Ah, faith is the second part of my lividness. Church. I really enjoy my church. It is my haven for reflection and putting faith in the everyday. Wow, what a concept! I mean acting with Christian values daily. Well today I lost my Christian in church. Why dare you ask?

First there is a male of the species (I will refer to him as HWSNBN) that I have written about in some detail in my past blogs. HWSNBN also attends the same church. I have since given up on him in a friendship or a romantic vein. Personally I think he is in need of some kind of direction and hasn’t the ability to follow it to some kind of positive conclusion.

Today I walked into church to my usually pew to sit. I know there are not assigned seats in a church but for the most part we all have a general area we sit in during service. I found that the pew of my choosing had been taken. How odd I thought. Five years and I always sit alone in the first pew on the left hand side. Only to find the ex-wife of HWSNBN usurped my space.

Let me add a little detail to this. The ex-wife and HWSNBN have been divorced for sometime. The ex-wife has decided that she made an error in divorcing HWSNBN. The ex-wife rarely if ever attend church with HWSNBN she attend a church of a different denomination. Suddenly the ex-wife started attending any event at my church. How odd I thought. She would bring their children all of whom are grown. She would follow HWSNBN in anything that he would do. If you saw HWSNBN you had the ex-wife too.

I asked if there was a reconciliation in the works only not to be answered by HWSNBN. Okay dude good luck and SEE YA!

Alas, the farewell is not going well in fact I am really pissed off! Why? This woman and I use the term loosely (I am a woman, intelligent, independent, able to create original thought and to understand that action does have consequences) has chosen me to be her new friend. Since I do not seek her company she manages to find me and plant herself as closely as possible.

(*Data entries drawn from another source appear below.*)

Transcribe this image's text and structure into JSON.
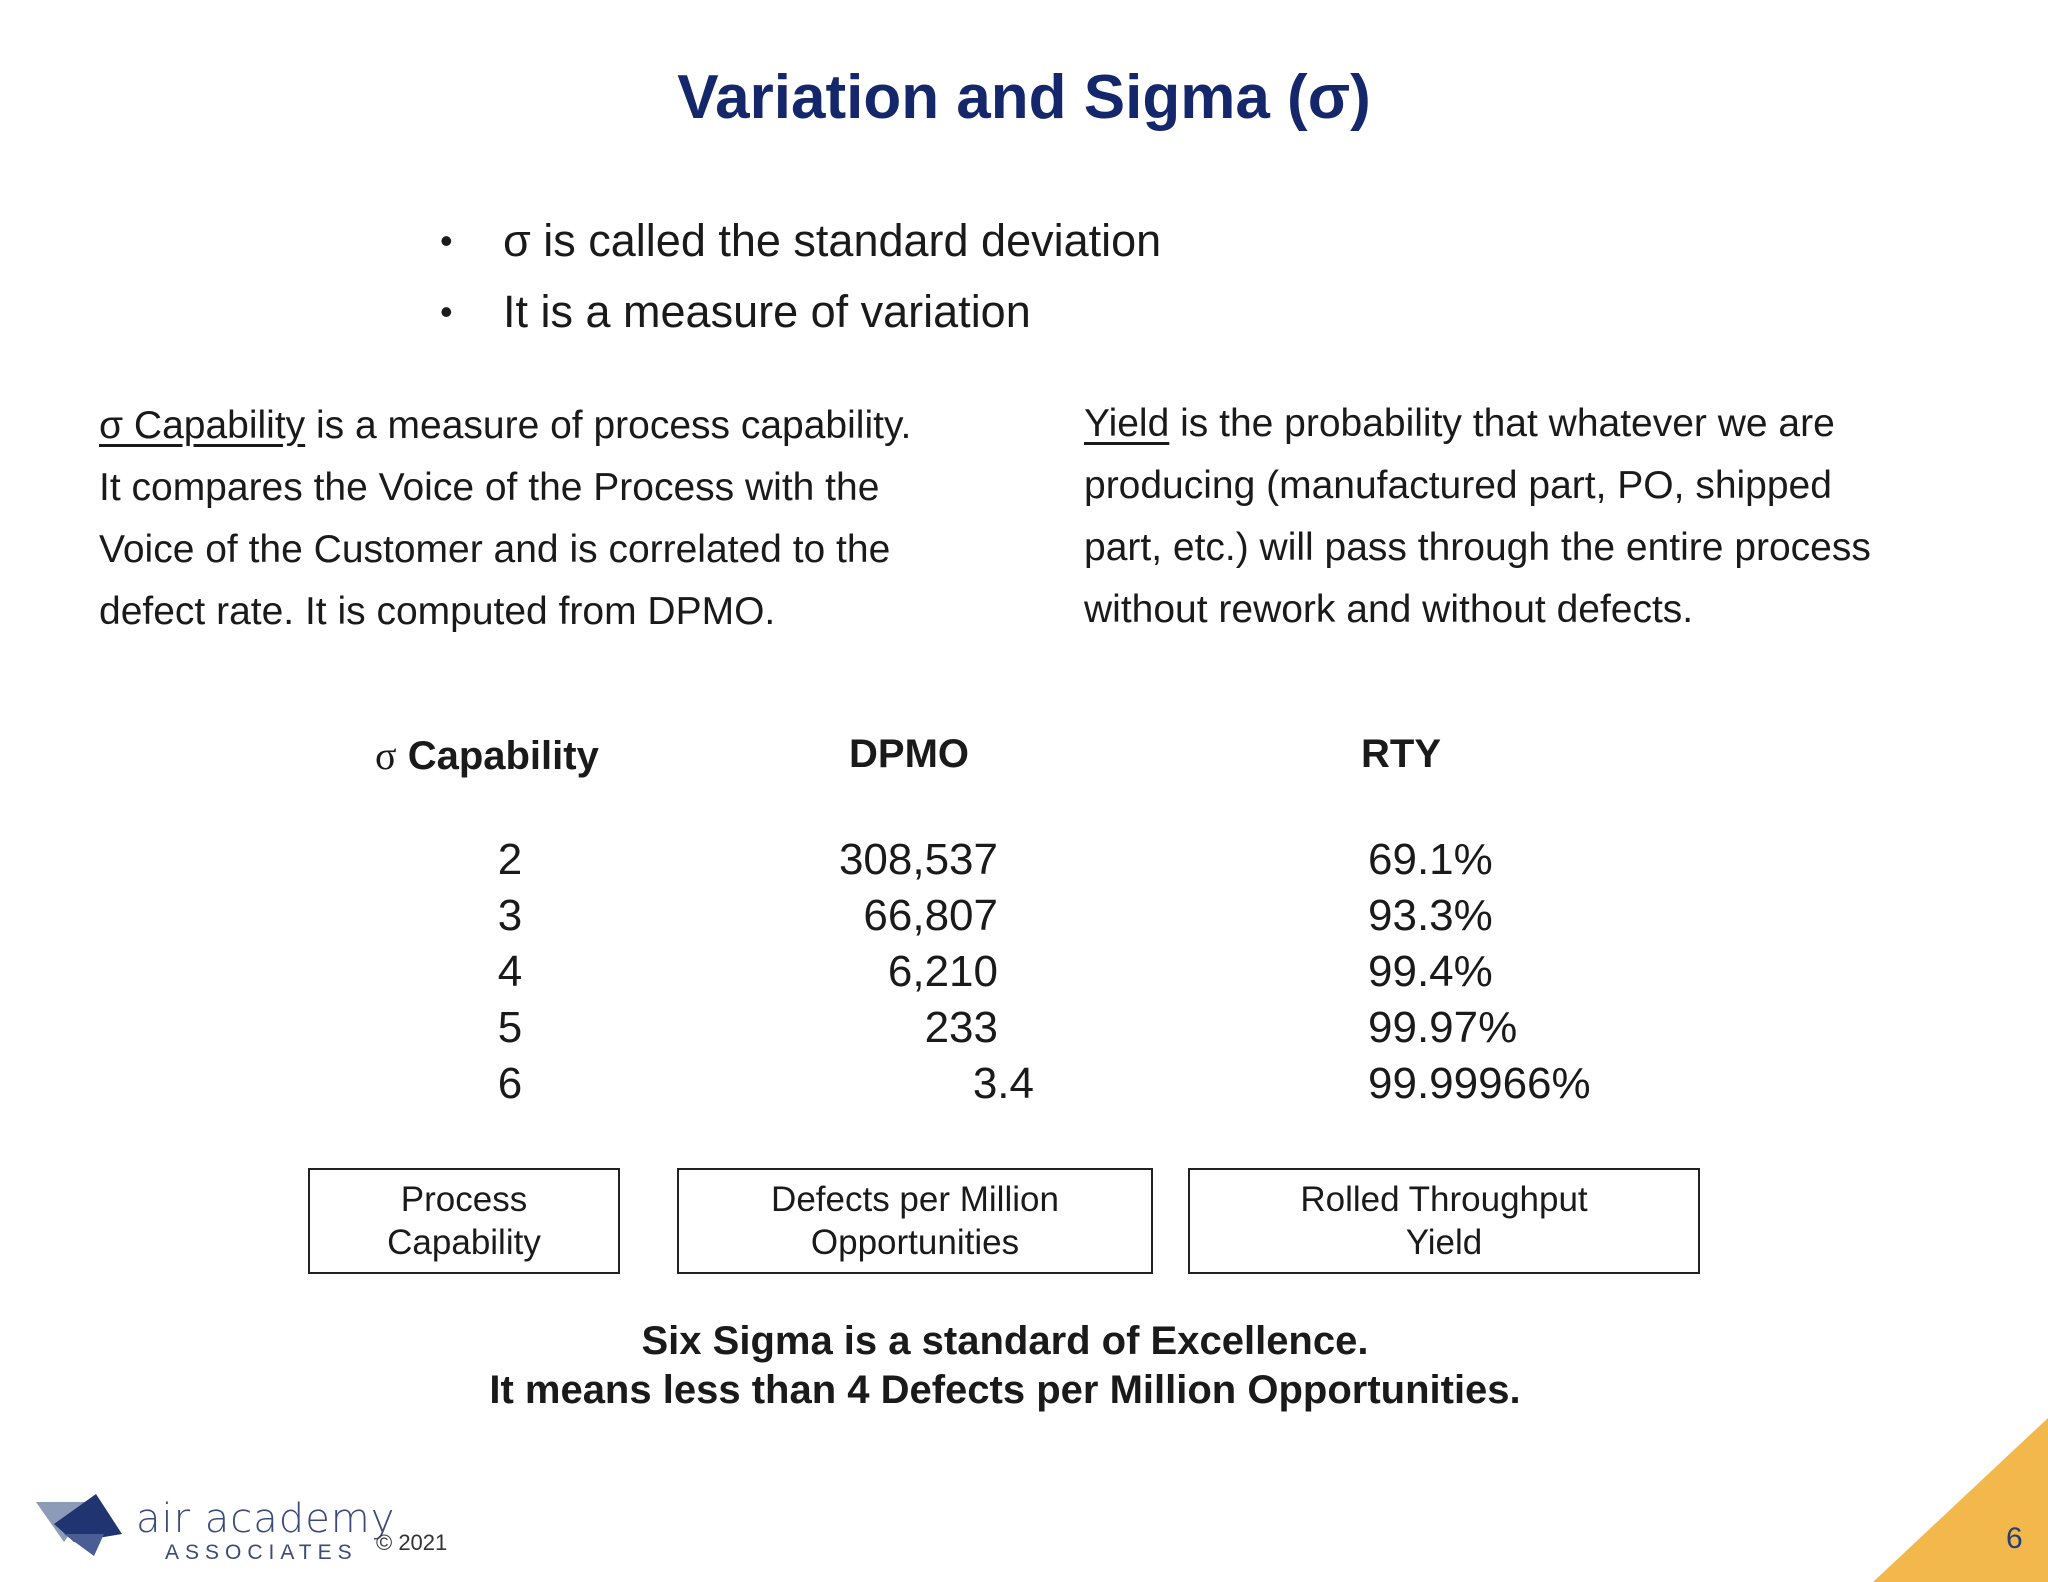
{
  "title": "Variation and Sigma (σ)",
  "bullets": [
    "σ is called the standard deviation",
    "It is a measure of variation"
  ],
  "bullet_glyph": "•",
  "left_paragraph": {
    "term": "σ Capability",
    "lines": [
      " is a measure of process capability.",
      "It compares the Voice of the Process with the",
      "Voice of the Customer and is correlated to the",
      "defect rate. It is computed from DPMO."
    ]
  },
  "right_paragraph": {
    "term": "Yield",
    "lines": [
      " is the probability that whatever we are",
      "producing (manufactured part, PO, shipped",
      "part, etc.) will pass through the entire process",
      "without rework and without defects."
    ]
  },
  "table": {
    "headers": {
      "sigma_symbol": "σ",
      "sigma_label": "Capability",
      "dpmo": "DPMO",
      "rty": "RTY"
    },
    "sigma": [
      "2",
      "3",
      "4",
      "5",
      "6"
    ],
    "dpmo": [
      "308,537",
      "66,807",
      "6,210",
      "233",
      "3.4"
    ],
    "rty": [
      "69.1%",
      "93.3%",
      "99.4%",
      "99.97%",
      "99.99966%"
    ]
  },
  "definitions": [
    [
      "Process",
      "Capability"
    ],
    [
      "Defects per Million",
      "Opportunities"
    ],
    [
      "Rolled Throughput",
      "Yield"
    ]
  ],
  "summary": [
    "Six Sigma is a standard of Excellence.",
    "It means less than 4 Defects per Million Opportunities."
  ],
  "footer": {
    "logo_word": "air academy",
    "logo_sub": "ASSOCIATES",
    "copyright": "© 2021",
    "page_number": "6"
  },
  "colors": {
    "title": "#15276b",
    "logo": "#3a4a7a",
    "corner": "#f2b84b"
  }
}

I must undergo her marking her territory (HWSNBN). I am forced to watch her simpering and adolescent attempts to win back the love of her life. I wish her luck in fact if you can attain it good for you. Did I mention that HWSNBN seems repulsed if he is anywhere within three feet of her? Talk about a fucked up mess from two adults over the age of 50. Life is short. Get together or don’t just leave me out of it.

I ask that you stay out of MY pew. I am never going to like you. It has little to do with your choice of mate but in your abilities. Intellect…not so much, being aware of your emotional worth…clueless, the cause in effect of your actions…would require forward thinking, and finally when people walk away from you or you can disperse a room of people by your presence it is time to reevaluate your appeal. Now leave me the hell alone. In fact avoidance would be very helpful so that I can find my peace of mind, my Christian and new employment!

Strangely, I feel ever so much better!